No. There is no undefined behavior. Maybe there might be a compile error.
why do you think that?
Not sure what the question is? Clarify the question and and the code snippet.
Does it violate the guarantees of restrict? Is a; considered an access that conflicts with the modification of a[1] through a restrict qualified pointer?
Nope! as long as it is compiled in c99 mode.Quote:
Originally Posted by robwhit
[Edit] If you don't know how to compile in c99 mode then replace restrict with __restrict__
how do you know?
The way I see it, a restrict pointer means that only that pointer will be used to access the object(s) which it points to. In this case the object is the integer at a[1]. So if a[1] is accessed while ip is in scope, then behavior is undefined. Same thing goes for a[2] if *(ip+1) is accessed. You can access a[0] during the lifetime of ip, as long as you don't access *(ip-1).
gg
yes, I agree. but can you do 'a;'? note the difference between that and 'a[0];'. does 'a;' count as an access to a[0], a[1], and a[2]?
a is just an address (and the compiler can already track it's accesses). It would need to be dereferenced to be an "integer object" access.
gg
but before it's an address, it's an array object, correct? only then would it undergo array to pointer conversion.
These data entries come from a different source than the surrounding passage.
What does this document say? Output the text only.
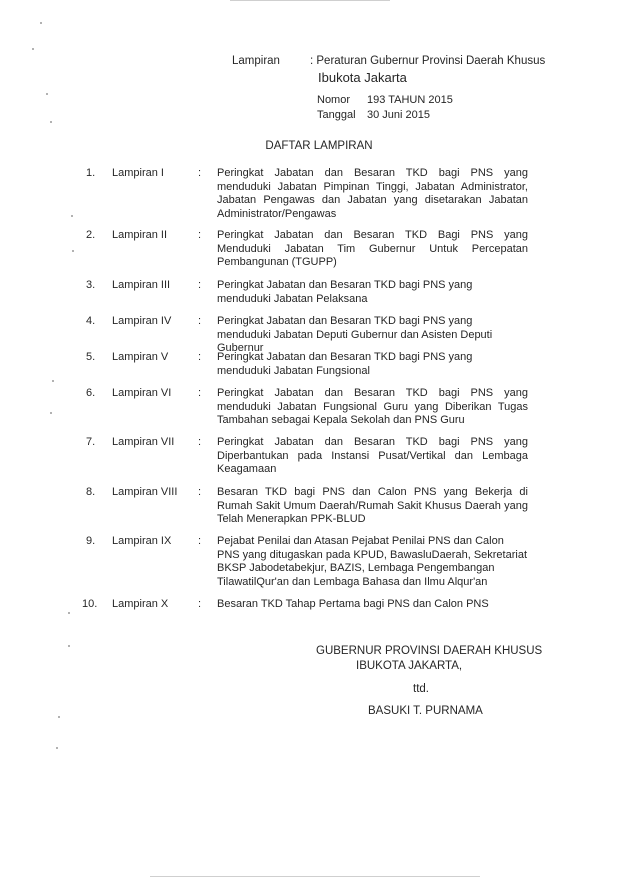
Lampiran	: Peraturan Gubernur Provinsi Daerah Khusus
Ibukota Jakarta
Nomor 193 TAHUN 2015
Tanggal 30 Juni 2015
DAFTAR LAMPIRAN
1.	Lampiran I	: Peringkat Jabatan dan Besaran TKD bagi PNS yang menduduki Jabatan Pimpinan Tinggi, Jabatan Administrator, Jabatan Pengawas dan Jabatan yang disetarakan Jabatan Administrator/Pengawas
2.	Lampiran II	: Peringkat Jabatan dan Besaran TKD Bagi PNS yang Menduduki Jabatan Tim Gubernur Untuk Percepatan Pembangunan (TGUPP)
3.	Lampiran III	: Peringkat Jabatan dan Besaran TKD bagi PNS yang menduduki Jabatan Pelaksana
4.	Lampiran IV : Peringkat Jabatan dan Besaran TKD bagi PNS yang menduduki Jabatan Deputi Gubernur dan Asisten Deputi Gubernur
5.	Lampiran V	: Peringkat Jabatan dan Besaran TKD bagi PNS yang menduduki Jabatan Fungsional
6.	Lampiran VI : Peringkat Jabatan dan Besaran TKD bagi PNS yang menduduki Jabatan Fungsional Guru yang Diberikan Tugas Tambahan sebagai Kepala Sekolah dan PNS Guru
7.	Lampiran VII : Peringkat Jabatan dan Besaran TKD bagi PNS yang Diperbantukan pada Instansi Pusat/Vertikal dan Lembaga Keagamaan
8.	Lampiran VIII : Besaran TKD bagi PNS dan Calon PNS yang Bekerja di Rumah Sakit Umum Daerah/Rumah Sakit Khusus Daerah yang Telah Menerapkan PPK-BLUD
9.	Lampiran IX : Pejabat Penilai dan Atasan Pejabat Penilai PNS dan Calon PNS yang ditugaskan pada KPUD, BawasluDaerah, Sekretariat BKSP Jabodetabekjur, BAZIS, Lembaga Pengembangan TilawatilQur'an dan Lembaga Bahasa dan Ilmu Alqur'an
10.	Lampiran X	: Besaran TKD Tahap Pertama bagi PNS dan Calon PNS
GUBERNUR PROVINSI DAERAH KHUSUS
IBUKOTA JAKARTA,
ttd.
BASUKI T. PURNAMA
let me put it another way...
struct S { int i; char c; };
S s = { 0 }, * restrict sp = &s; sp->i = 1;
would s; invoke undefined behavior? sure, it wouldn't need the values of any of its members in that statement, but what about this statement?
S s2 = s;
surely that would be an access of s, and violating sp's restrict qualifier, right? if "S s2 = s;" invokes undefined behavior, why wouldn't "s;"? why wouldn't 'a;' invoke undefined behavior if "s;" invokes undefined behavior?
>> would s; invoke undefined behavior?
I would say no. Because the compiler is not obligated to generate any real "access" (load or store) of "s".
The ip/sp examples aren't exactly the same:
The object that "sp" points to is "s".
The object that "ip" points to is "a[1]".
Access to the object "a[1]" is restricted only through "ip". So a, *a, *(a+2) are all ok and defined while ip is in scope.
Access to the object "s" is restricted only through "sp", but the expression "s;" doesn't constitute an access.
>> S s2 = s;
>> surely that would be an access of s
Yep.
gg
ah yes, I meant
struct S { int i; char c; };
S s = { 0 };
char * restrict cp = &s.c; *cp = 1;
your reasoning seems sane. thanks.